Among the speakers were SARAH WIENER MEP, Committee on Agriculture and Rural Development and Committee on the Environment, Public Health and Food Safety; DIPL. OEC. TROPH. (FH) SUSANNE LEITZEN, JOB & FIT project team of the German Nutrition Society; PETER FISCHHABER, Chairman Managing Director of the Bavarian catering specialist OFW GmbH; PROF. DR. ANNEGRET FLOTHOW; health psychologist specialising in occupational health management at the Department of Oecotrophology at HAW Hamburg; DR. CHRISTIANE BRUNNER, Head of Nutrition Information and Knowledge Transfer at the Competence Centre for Nutrition – Kern; and PROF. DR. MARION FLECHTNER-MORS, nutritionist at the University Hospital Ulm.
In her opening speech, SARAH WIENER MEP emphasised that high-quality nutrition does not start in the supermarket. Good, sustainable nutrition already starts with fertile, healthy soil. It is about implementing sustainable food systems and creating framework conditions that can promote them in order to create a healthier food environment, also during work. Therefore, the food offer in companies during the break at work is enormously important to protect and promote the resilience and health of employees. As an entrepreneur and a cook, she also gave some tips on how small changes could already have big impacts.
SUSANNE LEITZEN emphasised the role that food can play in company health management. She explained the DGE quality standard and concrete steps and examples of how healthy sustainable nutrition can be implemented in companies with and without canteens.

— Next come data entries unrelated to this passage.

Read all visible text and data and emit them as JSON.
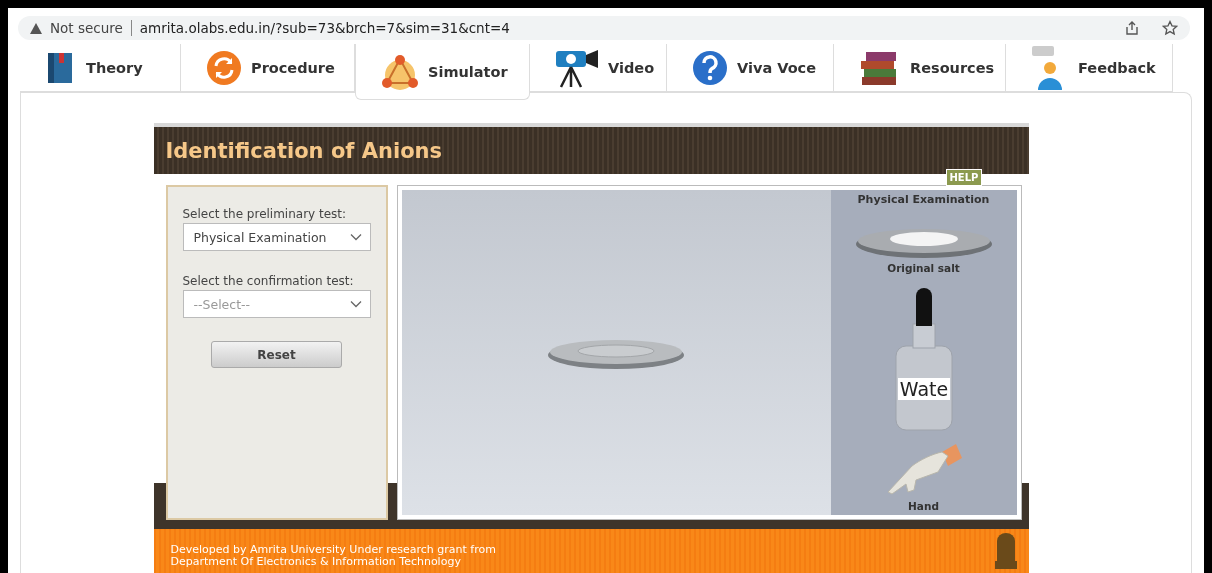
{
  "browser": {
    "security": "Not secure",
    "url": "amrita.olabs.edu.in/?sub=73&brch=7&sim=31&cnt=4"
  },
  "tabs": [
    {
      "label": "Theory",
      "kind": "book",
      "selected": false
    },
    {
      "label": "Procedure",
      "kind": "refresh",
      "selected": false
    },
    {
      "label": "Simulator",
      "kind": "simulator",
      "selected": true
    },
    {
      "label": "Video",
      "kind": "camera",
      "selected": false
    },
    {
      "label": "Viva Voce",
      "kind": "question",
      "selected": false
    },
    {
      "label": "Resources",
      "kind": "books",
      "selected": false
    },
    {
      "label": "Feedback",
      "kind": "feedback",
      "selected": false
    }
  ],
  "simulator": {
    "title": "Identification of Anions",
    "help": "HELP",
    "selects": [
      {
        "label": "Select the preliminary test:",
        "value": "Physical Examination"
      },
      {
        "label": "Select the confirmation test:",
        "placeholder": "--Select--"
      }
    ],
    "reset": "Reset",
    "tray": {
      "title": "Physical Examination",
      "items": [
        {
          "kind": "salt",
          "label": "Original salt"
        },
        {
          "kind": "bottle",
          "bottle_label": "Wate"
        },
        {
          "kind": "hand",
          "label": "Hand"
        }
      ]
    }
  },
  "footer": [
    "Developed by Amrita University Under research grant from",
    "Department Of Electronics & Information Technology"
  ]
}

Evidence-based study results were contributed by PROF. DR. ANNEGRET FLOTHOW. In order to design nutrition in a way that promotes health and ultimately also contributes to the prevention of overweight and obesity, it is important to not only focus on the canteen, but also on the entire nutritional infrastructure. Furthermore, examples were presented of preventive measures within the framework of occupational health promotion, which are financially supported.

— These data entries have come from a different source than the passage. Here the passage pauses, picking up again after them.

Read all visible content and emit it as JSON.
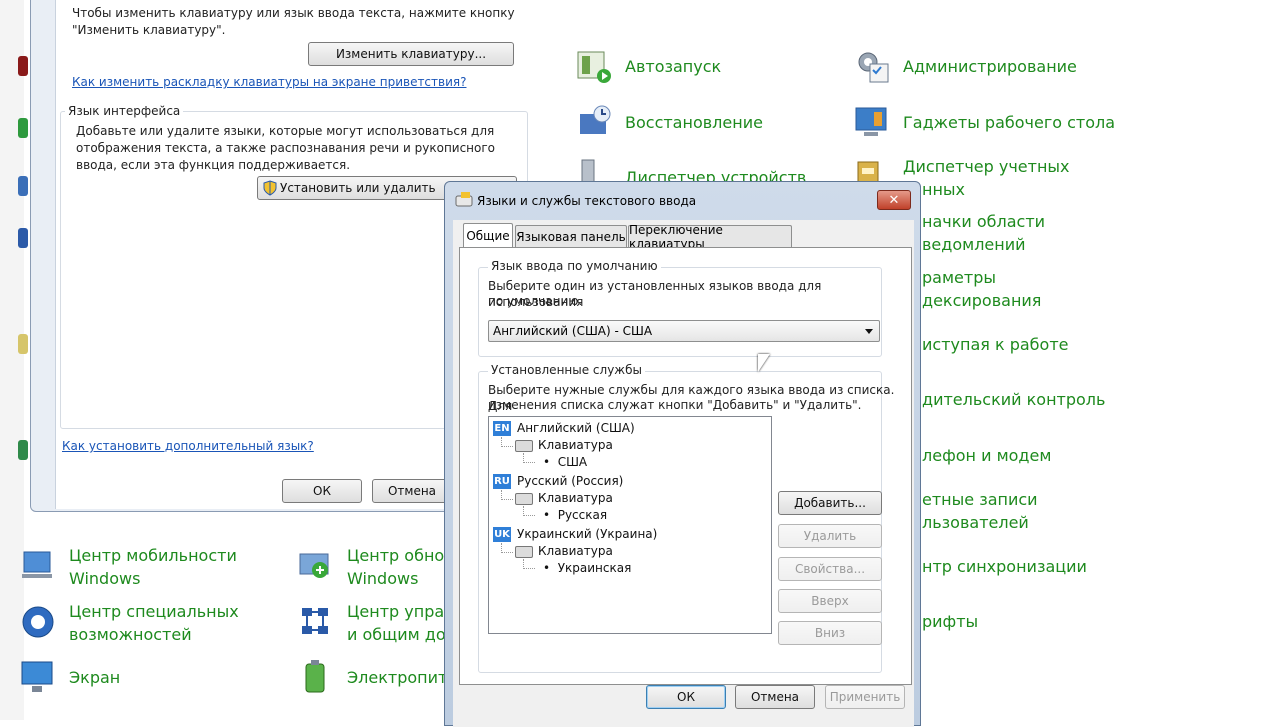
{
  "control_panel": {
    "right_items": [
      {
        "icon": "autorun-icon",
        "label": "Автозапуск"
      },
      {
        "icon": "admin-tools-icon",
        "label": "Администрирование"
      },
      {
        "icon": "recovery-icon",
        "label": "Восстановление"
      },
      {
        "icon": "gadgets-icon",
        "label": "Гаджеты рабочего стола"
      },
      {
        "icon": "device-manager-icon",
        "label": "Диспетчер устройств"
      },
      {
        "icon": "credential-manager-icon",
        "label": "Диспетчер учетных"
      },
      {
        "label": "нных"
      },
      {
        "label": "начки области"
      },
      {
        "label": "ведомлений"
      },
      {
        "label": "раметры"
      },
      {
        "label": "дексирования"
      },
      {
        "label": "иступая к работе"
      },
      {
        "label": "дительский контроль"
      },
      {
        "label": "лефон и модем"
      },
      {
        "label": "етные записи"
      },
      {
        "label": "льзователей"
      },
      {
        "label": "нтр синхронизации"
      },
      {
        "label": "рифты"
      }
    ],
    "bottom_items": [
      {
        "icon": "mobility-center-icon",
        "line1": "Центр мобильности",
        "line2": "Windows"
      },
      {
        "icon": "windows-update-icon",
        "line1": "Центр обно",
        "line2": "Windows"
      },
      {
        "icon": "ease-of-access-icon",
        "line1": "Центр специальных",
        "line2": "возможностей"
      },
      {
        "icon": "network-center-icon",
        "line1": "Центр управ",
        "line2": "и общим до"
      },
      {
        "icon": "display-icon",
        "line1": "Экран"
      },
      {
        "icon": "power-options-icon",
        "line1": "Электропита"
      }
    ]
  },
  "region_dialog": {
    "keyboard_text_1": "Чтобы изменить клавиатуру или язык ввода текста, нажмите кнопку",
    "keyboard_text_2": "\"Изменить клавиатуру\".",
    "change_keyboard_button": "Изменить клавиатуру...",
    "welcome_layout_link": "Как изменить раскладку клавиатуры на экране приветствия?",
    "interface_group_title": "Язык интерфейса",
    "interface_text_1": "Добавьте или удалите языки, которые могут использоваться для",
    "interface_text_2": "отображения текста, а также распознавания речи и рукописного",
    "interface_text_3": "ввода, если эта функция поддерживается.",
    "install_button": "Установить или удалить",
    "additional_language_link": "Как установить дополнительный язык?",
    "ok_button": "ОК",
    "cancel_button": "Отмена"
  },
  "lang_dialog": {
    "title": "Языки и службы текстового ввода",
    "close": "✕",
    "tabs": [
      "Общие",
      "Языковая панель",
      "Переключение клавиатуры"
    ],
    "default_group_title": "Язык ввода по умолчанию",
    "default_text_1": "Выберите один из установленных языков ввода для использования",
    "default_text_2": "по умолчанию.",
    "default_value": "Английский (США) - США",
    "services_group_title": "Установленные службы",
    "services_text_1": "Выберите нужные службы для каждого языка ввода из списка. Для",
    "services_text_2": "изменения списка служат кнопки \"Добавить\" и \"Удалить\".",
    "tree": [
      {
        "badge": "EN",
        "lang": "Английский (США)",
        "service": "Клавиатура",
        "layout": "США"
      },
      {
        "badge": "RU",
        "lang": "Русский (Россия)",
        "service": "Клавиатура",
        "layout": "Русская"
      },
      {
        "badge": "UK",
        "lang": "Украинский (Украина)",
        "service": "Клавиатура",
        "layout": "Украинская"
      }
    ],
    "add_button": "Добавить...",
    "remove_button": "Удалить",
    "properties_button": "Свойства...",
    "up_button": "Вверх",
    "down_button": "Вниз",
    "ok_button": "ОК",
    "cancel_button": "Отмена",
    "apply_button": "Применить"
  }
}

PETER FISCHHABER presented the entrepreneurial perspective. He emphasised that the reality for normal medium-sized companies with smaller company canteens is different. The time constraint is a major factor. But also due to the wave of digitalisation, neither food nor the lunch break no longer represent a rest for the employees. In addition, in many companies only the price plays a role. Unfortunately, production technology, regionality, organic food, etc. take a back seat. The corona wave also has its share in this. A healthy diet helps to get out of this slump, but the incentives need to be better designed. Even from the government side, there is no role model function, as it is mainly about saving costs.
DR. CHRISTIANE BRUNNER emphasised that the lunch break is also a very important aspect from a psychological point of view. It is not only a time to eat to promote performance. It also serves as an exchange platform and meeting place. Company catering can play a pioneering role in promoting healthy and sustainable nutrition. She went on saying that the implementation of a health-promoting diet can also be inexpensive or even free of charge and gave the example of nudging, among others.
In the closing speech, PROF. DR. MARION FLECHTNER-MORS focused on why a good diet is so important. She pointed out that the majority of the German population is no longer of normal weight. Due to sick days, illness and overweight also cost the employer money. She presented a connection between the higher mortality risk of overweight and obese people and the coronavirus and gave a further outlook on how a calorie-controlled diet with many micronutrients is possible.